I grew up on Harry Potter. Actually, I think it's safe to assume that we all did. One thing I love about my generation is how seriously we take our Hogwarts houses. It's something that we can all identify with - sitting down as third graders and reading or watching the Harry Potter series. So, I think I speak for all of us when I say that the series played an integral part of our childhoods. Yet, I still come across the most infuriating posts and statuses on social media about the state of our nation. Don't get me wrong, I'm not saying everyone has to agree with me on politics, but I feel like we should all have human decency and comfort ourselves with empathy and compassion.
It has been nearly impossible to escape politics (not that I mind, but that is beside the point), so I'm sure we've all heard about Trump's executive order on immigration.
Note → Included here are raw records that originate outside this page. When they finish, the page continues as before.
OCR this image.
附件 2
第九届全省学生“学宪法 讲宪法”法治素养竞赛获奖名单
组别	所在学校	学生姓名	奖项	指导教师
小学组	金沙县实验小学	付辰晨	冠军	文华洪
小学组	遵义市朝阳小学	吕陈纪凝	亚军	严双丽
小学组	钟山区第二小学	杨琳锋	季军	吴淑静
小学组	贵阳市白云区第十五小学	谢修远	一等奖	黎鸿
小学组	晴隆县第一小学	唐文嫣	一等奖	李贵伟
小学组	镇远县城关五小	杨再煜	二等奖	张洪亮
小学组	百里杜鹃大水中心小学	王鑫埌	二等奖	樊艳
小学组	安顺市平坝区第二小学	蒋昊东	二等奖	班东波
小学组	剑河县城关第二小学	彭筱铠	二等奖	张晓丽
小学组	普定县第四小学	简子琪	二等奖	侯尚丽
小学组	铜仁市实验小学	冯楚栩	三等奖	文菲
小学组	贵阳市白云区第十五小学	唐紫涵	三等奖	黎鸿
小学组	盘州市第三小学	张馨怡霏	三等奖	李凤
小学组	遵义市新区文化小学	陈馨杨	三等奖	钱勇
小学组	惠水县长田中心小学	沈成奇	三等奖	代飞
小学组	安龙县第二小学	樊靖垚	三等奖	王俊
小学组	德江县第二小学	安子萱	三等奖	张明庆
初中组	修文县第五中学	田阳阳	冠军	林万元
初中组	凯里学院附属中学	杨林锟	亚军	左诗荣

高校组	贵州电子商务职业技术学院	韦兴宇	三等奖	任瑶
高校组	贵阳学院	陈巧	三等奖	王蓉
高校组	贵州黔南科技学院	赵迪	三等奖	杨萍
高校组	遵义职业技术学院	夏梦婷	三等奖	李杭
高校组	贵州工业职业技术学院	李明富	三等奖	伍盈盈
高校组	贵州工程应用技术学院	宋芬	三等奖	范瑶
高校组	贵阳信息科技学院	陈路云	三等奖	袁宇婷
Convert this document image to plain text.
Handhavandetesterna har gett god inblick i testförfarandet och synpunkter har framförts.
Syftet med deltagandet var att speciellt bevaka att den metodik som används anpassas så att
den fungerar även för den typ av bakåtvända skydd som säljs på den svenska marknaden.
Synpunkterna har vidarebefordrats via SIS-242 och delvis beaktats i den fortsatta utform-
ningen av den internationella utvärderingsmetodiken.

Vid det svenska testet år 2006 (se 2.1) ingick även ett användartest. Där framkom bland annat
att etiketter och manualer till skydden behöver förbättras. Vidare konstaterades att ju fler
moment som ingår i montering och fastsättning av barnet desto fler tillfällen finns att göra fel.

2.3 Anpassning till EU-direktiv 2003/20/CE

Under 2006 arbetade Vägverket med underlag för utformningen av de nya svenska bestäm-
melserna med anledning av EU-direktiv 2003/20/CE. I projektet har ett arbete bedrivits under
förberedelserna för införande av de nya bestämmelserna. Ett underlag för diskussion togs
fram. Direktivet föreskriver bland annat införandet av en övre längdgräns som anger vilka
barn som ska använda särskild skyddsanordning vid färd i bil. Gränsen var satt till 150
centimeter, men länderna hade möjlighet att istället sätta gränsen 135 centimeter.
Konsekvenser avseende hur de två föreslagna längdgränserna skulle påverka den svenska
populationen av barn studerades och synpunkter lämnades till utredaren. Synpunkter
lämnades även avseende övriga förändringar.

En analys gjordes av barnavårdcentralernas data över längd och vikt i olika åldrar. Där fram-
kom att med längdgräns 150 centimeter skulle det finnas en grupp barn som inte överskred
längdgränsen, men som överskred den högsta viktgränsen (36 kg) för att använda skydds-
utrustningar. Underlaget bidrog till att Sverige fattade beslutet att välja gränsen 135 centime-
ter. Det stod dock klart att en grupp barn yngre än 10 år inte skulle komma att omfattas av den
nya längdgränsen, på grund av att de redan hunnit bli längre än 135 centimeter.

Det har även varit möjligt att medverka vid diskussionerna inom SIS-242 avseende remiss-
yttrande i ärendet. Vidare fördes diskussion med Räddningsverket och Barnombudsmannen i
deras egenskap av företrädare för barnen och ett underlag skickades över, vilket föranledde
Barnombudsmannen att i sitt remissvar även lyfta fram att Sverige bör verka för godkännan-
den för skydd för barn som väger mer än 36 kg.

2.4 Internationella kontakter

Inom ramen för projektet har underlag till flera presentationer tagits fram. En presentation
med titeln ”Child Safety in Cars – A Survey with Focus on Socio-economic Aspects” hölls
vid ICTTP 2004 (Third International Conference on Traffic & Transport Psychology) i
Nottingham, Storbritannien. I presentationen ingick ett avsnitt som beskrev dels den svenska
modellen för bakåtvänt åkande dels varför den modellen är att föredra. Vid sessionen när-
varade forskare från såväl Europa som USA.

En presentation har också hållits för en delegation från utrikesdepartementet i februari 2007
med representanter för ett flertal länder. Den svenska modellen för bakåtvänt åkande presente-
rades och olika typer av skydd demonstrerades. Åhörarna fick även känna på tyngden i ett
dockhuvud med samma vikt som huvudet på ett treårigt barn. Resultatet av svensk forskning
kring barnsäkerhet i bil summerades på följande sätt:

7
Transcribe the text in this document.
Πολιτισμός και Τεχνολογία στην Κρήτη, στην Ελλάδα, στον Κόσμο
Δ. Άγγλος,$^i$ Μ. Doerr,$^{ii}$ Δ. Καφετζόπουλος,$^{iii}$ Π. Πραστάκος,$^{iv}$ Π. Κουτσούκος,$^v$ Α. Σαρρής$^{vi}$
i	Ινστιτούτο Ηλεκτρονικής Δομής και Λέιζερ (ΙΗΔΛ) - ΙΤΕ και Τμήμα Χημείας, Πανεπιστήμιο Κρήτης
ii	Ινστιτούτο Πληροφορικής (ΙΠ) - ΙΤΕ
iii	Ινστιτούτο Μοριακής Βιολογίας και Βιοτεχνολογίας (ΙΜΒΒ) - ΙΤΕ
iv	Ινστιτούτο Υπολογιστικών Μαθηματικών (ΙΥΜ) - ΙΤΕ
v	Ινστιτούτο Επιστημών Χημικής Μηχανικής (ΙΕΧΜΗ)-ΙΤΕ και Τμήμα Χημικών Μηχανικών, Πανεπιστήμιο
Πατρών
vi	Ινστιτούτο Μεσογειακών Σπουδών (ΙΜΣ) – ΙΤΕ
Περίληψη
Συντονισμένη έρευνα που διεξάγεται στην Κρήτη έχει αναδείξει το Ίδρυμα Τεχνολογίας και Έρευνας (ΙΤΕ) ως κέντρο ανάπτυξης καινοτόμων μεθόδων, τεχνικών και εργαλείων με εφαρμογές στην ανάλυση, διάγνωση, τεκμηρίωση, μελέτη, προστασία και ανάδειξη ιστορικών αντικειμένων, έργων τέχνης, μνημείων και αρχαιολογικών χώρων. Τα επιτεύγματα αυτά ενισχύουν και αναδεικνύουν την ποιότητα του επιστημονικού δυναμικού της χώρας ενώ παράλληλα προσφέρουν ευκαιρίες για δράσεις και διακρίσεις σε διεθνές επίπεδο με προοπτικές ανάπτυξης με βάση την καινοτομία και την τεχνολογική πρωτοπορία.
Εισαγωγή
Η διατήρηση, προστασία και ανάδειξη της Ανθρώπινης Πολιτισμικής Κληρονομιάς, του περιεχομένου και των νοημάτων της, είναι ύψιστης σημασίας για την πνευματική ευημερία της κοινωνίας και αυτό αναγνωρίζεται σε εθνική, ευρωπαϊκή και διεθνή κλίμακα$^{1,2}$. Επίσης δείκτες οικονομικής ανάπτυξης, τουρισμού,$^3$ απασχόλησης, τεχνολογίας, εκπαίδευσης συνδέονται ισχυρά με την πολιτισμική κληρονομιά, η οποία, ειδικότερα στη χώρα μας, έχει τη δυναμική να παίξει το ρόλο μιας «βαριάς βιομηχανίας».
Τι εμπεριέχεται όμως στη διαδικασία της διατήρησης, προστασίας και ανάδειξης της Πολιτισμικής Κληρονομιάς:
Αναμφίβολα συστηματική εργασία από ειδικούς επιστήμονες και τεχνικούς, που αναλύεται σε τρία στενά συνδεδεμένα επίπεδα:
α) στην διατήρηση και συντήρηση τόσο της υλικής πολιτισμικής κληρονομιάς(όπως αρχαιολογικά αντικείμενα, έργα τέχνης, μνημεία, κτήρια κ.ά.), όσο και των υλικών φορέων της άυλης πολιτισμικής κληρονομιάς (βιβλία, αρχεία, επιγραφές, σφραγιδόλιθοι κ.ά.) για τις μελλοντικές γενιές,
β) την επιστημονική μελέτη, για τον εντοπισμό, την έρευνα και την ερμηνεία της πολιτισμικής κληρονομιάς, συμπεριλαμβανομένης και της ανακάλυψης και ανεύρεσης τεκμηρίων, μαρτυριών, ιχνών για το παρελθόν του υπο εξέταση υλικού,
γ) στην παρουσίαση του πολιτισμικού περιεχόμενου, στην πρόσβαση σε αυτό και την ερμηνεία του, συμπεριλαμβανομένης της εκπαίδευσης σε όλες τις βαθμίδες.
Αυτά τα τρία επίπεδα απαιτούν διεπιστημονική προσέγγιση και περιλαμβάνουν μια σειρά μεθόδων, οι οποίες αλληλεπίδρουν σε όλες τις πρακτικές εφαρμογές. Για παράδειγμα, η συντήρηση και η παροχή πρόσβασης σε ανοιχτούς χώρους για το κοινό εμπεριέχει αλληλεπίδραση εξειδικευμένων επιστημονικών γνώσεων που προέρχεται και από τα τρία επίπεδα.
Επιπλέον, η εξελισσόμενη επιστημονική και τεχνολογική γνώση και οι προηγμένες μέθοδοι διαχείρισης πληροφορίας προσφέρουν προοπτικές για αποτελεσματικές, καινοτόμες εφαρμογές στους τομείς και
This has been a bit a hot topic lately. Regardless of the way you feel about immigration, I feel like there are some obvious parallels between what we are living and what we read in our favorite young adult novels. NOW, I'M NOT SAYING LORD VOLDEMORT IS PRESIDENT TRUMP, and I want to make that clear, but I want to point out some things that I think some of us might be overlooking.
I've noticed that, somehow, some can understand why the Muggle Born Registry and the Ministry of Magic taking people’s wands away was wrong, but can't seem to apply those same concepts to reality. In the name of national security, a Muslim Registry and detaining legal visa holders and children as young as 5 years old may not seem so outrageous, but this is essentially the same thing.
We live in a time where it's so easy to disconnect from society and become desensitized to all the racism, sexism, and craziness that is going on right now. So, we can't let our government and mindset embody the same ideals and practices we saw and greatly opposed in the Harry Potter series.
We live in a really weird time - a time in our society where racism is consciously unacceptable to the point where it’s the worst possible insult, allowing all but the most horrific acts of racism to not actually count as racism. At times, pointing out racism is considered more offensive than racism itself because it’s so bad that anything less than the most extreme case minimizes the horror of “real” racism. Racism isn't just presented in lynching or consciously feeling superior to an entire other race, but also through acts such as supporting not allowing refugees entry into our country because it "compromises" national security.
Our favorite works of young adult fiction have always alluded to history. If we can scrape up empathy for our favorite characters in those books, I fail to understand why you are unable to translate that same rationale to reality.